Mais de 300 adolescentes são afastados de telemarketing em Curitiba

Mais de 300 adolescentes são afastados de telemarketing em Curitiba

Curitiba, 5 de maio de 2026 – Em uma iniciativa que chamou a atenção de especialistas em direitos das crianças e adolescentes, a Agência Nacional de Telecomunicações (Anatel) e a Prefeitura de Curitiba anunciaram a retirada de mais de 300 adolescentes envolvidos em atividades de telemarketing. A medida, que já teve início em janeiro deste ano, visa proteger os jovens de um modelo de trabalho que exigi longas horas em ambientes de alta pressão, questões de saúde mental e possíveis violações da legislação trabalhista.

Contexto da situação

O telemarketing, por ser uma cadeia de produção de informações e vendas a distância, costuma ser uma opção de emprego rápida e de aparente atribuição flexível – fatores que atraíam muitos adolescentes que buscavam renda extra. Contudo, diversos relatos de estudantes que cumpriam turnos superiores a 12 horas, exercendo funções que exigiam constante atenção a scripts, apresentaram consequências negativas: cansaço extremo, distúrbios de sono, baixa performance escolar e, em alguns casos, indícios de assédio psicológico por parte de supervisores.

“Estes jovens estavam em um ambiente que não era compatível com a sua idade, não há nenhuma regulamentação que garanta condições seguras de trabalho para menores nesta área”, destaca a Dra. Lúcia Siqueira, advogada especializada em direito do trabalho e registro oficial na OAB-PR.

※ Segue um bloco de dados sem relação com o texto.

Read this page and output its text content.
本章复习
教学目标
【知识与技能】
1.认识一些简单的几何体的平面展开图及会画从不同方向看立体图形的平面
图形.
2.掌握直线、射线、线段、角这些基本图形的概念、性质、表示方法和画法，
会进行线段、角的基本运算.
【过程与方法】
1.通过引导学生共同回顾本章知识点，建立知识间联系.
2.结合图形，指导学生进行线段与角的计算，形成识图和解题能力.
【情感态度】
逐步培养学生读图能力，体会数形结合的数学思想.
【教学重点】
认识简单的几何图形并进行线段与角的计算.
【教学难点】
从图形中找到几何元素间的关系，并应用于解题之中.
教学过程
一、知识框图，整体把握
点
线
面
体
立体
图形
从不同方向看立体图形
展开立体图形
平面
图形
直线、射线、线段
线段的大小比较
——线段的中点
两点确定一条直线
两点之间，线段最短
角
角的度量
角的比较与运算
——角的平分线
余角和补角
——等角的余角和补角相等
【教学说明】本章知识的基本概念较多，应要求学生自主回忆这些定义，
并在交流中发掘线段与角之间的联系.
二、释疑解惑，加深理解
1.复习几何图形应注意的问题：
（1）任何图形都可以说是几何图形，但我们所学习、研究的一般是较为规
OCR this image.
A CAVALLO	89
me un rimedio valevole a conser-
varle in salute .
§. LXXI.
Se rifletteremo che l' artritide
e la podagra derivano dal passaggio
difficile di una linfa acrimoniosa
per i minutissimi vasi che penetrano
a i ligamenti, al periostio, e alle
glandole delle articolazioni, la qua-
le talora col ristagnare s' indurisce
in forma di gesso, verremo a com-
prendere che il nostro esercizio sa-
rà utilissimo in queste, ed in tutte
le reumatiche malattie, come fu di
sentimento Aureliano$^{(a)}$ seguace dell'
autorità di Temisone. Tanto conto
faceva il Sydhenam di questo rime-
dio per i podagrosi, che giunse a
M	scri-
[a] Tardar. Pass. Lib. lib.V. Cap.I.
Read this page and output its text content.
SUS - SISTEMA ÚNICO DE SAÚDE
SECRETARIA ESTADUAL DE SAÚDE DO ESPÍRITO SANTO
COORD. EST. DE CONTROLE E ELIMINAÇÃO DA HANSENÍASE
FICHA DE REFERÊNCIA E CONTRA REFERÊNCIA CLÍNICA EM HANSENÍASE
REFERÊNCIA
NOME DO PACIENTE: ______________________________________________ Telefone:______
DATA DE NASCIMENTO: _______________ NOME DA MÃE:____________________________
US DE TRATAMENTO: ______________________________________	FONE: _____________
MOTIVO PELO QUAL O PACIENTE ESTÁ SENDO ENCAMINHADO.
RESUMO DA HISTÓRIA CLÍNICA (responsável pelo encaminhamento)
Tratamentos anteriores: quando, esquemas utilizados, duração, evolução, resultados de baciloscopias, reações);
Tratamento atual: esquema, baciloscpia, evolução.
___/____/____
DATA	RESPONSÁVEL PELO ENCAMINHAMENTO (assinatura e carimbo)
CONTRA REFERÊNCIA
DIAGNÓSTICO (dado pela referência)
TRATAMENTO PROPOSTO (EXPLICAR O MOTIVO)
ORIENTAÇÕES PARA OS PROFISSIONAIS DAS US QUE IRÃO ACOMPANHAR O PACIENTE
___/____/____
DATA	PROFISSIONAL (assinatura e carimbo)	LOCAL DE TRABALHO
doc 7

Ação conjunta das autoridades

O processo de afastamento foi possível graças à colaborações entre:

Entidade Abrangência Papel na ação
Anatel Nacional Medida administrativa de suspensão da autorização junto a empresas que utilizam adolescentes como agentes de telemarketing
Prefeitura de Curitiba Municipal Imposição de cotas e fiscalização do cumprimento das normas de trabalho
Ministério Público do Paraná (MPPR) Estadual Abertura de processos investigativos contra constrangimentos à dignidade dos menores
Instituto de Proteção e Assistência à Criança e ao Adolescente (IPAC) Municipal Atendimento educacional e psicossocial aos jovens afetados

Em reunião realizada no último dia 2 de maio, representantes de cada órgão assinaram um Termo de Compromisso que prevê a reintegração de adolescentes remanescentes em unidades de aprendizagem, programas de bolsas de estudo e acompanhamento psicológico.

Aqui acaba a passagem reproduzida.